Reflections on the Longest Day
(a collaborative poem)

I’d rather think of the deer and birds and the blooming 
violets in the lawn. Would rather eat my salad 
with organic lettuce and feta, brewer’s yeast and pumpkin 
seeds, hard bits of carrot and broccoli, red onion for color. 
 
But when I stop at the roadside Greek Orthodox bakery
the baklava is dripping with honey. 
Moussaka with a salad of lettuce, tomato, and olives.
A doe and her fawn ramble through a field of green brush.

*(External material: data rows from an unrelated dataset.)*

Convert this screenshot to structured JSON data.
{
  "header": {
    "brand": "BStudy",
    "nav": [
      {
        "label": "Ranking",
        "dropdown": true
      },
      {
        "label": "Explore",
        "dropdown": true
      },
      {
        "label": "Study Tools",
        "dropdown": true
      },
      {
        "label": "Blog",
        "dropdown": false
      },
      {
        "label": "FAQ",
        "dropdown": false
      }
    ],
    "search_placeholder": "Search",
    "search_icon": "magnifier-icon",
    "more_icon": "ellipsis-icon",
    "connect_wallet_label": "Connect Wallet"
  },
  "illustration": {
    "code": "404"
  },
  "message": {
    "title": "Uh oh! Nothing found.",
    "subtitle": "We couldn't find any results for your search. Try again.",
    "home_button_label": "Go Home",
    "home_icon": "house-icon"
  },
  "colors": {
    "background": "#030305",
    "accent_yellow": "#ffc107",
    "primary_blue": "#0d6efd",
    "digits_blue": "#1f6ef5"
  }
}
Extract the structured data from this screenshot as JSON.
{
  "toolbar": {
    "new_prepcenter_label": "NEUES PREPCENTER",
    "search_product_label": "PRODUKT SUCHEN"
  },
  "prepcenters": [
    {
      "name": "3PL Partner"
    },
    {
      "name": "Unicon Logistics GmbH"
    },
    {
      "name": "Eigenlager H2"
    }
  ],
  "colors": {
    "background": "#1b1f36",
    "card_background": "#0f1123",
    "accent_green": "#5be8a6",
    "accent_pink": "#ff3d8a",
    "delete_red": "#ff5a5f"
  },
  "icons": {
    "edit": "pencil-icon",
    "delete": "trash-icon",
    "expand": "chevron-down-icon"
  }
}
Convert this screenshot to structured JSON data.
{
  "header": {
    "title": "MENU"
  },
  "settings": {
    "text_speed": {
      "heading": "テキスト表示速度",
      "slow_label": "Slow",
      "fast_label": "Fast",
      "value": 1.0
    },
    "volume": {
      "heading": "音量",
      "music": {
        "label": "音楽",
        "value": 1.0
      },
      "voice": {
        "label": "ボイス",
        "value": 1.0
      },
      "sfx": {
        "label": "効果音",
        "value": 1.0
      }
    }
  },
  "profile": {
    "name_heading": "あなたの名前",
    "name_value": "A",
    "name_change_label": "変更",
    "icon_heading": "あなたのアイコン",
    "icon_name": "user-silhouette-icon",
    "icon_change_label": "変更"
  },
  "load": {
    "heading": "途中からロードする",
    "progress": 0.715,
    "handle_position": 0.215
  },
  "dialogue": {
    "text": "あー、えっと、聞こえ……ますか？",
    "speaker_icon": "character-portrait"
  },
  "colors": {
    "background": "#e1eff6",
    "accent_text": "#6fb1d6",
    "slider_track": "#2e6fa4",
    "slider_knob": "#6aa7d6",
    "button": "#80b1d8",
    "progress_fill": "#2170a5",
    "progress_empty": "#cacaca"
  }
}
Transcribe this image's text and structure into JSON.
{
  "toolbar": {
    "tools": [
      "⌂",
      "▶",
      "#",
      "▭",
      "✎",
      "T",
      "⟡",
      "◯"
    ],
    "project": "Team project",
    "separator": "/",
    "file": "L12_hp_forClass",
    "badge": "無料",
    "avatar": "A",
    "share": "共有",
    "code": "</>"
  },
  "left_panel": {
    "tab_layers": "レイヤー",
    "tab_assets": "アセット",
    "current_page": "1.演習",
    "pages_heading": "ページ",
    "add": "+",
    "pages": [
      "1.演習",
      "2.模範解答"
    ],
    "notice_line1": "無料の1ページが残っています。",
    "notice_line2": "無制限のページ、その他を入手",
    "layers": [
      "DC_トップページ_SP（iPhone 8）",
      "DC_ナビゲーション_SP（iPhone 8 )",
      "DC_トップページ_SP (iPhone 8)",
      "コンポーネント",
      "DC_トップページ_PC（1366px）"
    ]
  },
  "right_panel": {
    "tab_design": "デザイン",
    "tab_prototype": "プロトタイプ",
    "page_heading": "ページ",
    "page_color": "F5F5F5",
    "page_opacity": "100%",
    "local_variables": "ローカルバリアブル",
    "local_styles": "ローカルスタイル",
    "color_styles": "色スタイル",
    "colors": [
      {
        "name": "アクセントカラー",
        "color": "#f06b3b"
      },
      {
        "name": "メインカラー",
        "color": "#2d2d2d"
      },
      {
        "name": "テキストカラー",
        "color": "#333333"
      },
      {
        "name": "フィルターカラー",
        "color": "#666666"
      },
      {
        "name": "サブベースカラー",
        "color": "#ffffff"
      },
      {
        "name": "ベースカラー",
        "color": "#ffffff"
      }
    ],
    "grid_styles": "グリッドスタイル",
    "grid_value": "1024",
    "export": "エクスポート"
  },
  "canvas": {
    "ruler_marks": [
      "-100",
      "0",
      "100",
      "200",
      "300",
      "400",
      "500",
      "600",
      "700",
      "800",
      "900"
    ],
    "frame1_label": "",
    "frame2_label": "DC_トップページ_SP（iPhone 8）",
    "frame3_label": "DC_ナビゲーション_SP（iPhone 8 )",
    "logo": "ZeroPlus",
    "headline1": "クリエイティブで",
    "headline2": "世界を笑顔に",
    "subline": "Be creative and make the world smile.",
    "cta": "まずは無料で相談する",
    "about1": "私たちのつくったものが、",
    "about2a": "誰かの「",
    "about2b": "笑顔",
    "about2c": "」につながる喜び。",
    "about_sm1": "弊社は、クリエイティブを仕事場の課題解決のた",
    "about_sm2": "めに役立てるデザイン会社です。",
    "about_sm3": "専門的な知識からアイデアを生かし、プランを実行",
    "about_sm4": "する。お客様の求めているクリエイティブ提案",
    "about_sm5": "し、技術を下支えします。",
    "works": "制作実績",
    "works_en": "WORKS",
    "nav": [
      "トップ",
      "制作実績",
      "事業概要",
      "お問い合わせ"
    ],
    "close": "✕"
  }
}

Years ago, I could flummox my dreams trying to decipher
my sticky sweet hopes from stern possibility.
Somedays I eat all I prepare, other times I grind it for compost.
Somedays wind buffets me, but I am fond of bracing myself
or finding hidey holes for a moment of reprieve.
 
Not succumbing to resistance is a benefit of age.
While I eat, honey drips into the stray gray hairs
loosened from the wind, the sky’s bruised
clouds a rib cage against a white sun.

***

Bio:
Mary Ellen Talley lives in Seattle and Cheryl Waitkevich lives in Olympia. They attended a workshop on collaborative poetry and decided to practice together. Mary Ellen is a former speech-language pathologist (SLP) in Seattle School District. Her second poetry chapbook,
Taking Leave, has recently been published by Kelsay Books. Cheryl lives in Olympia. After a long career as a nurse, she is now an MFA student in the Rainier Writing Workshop.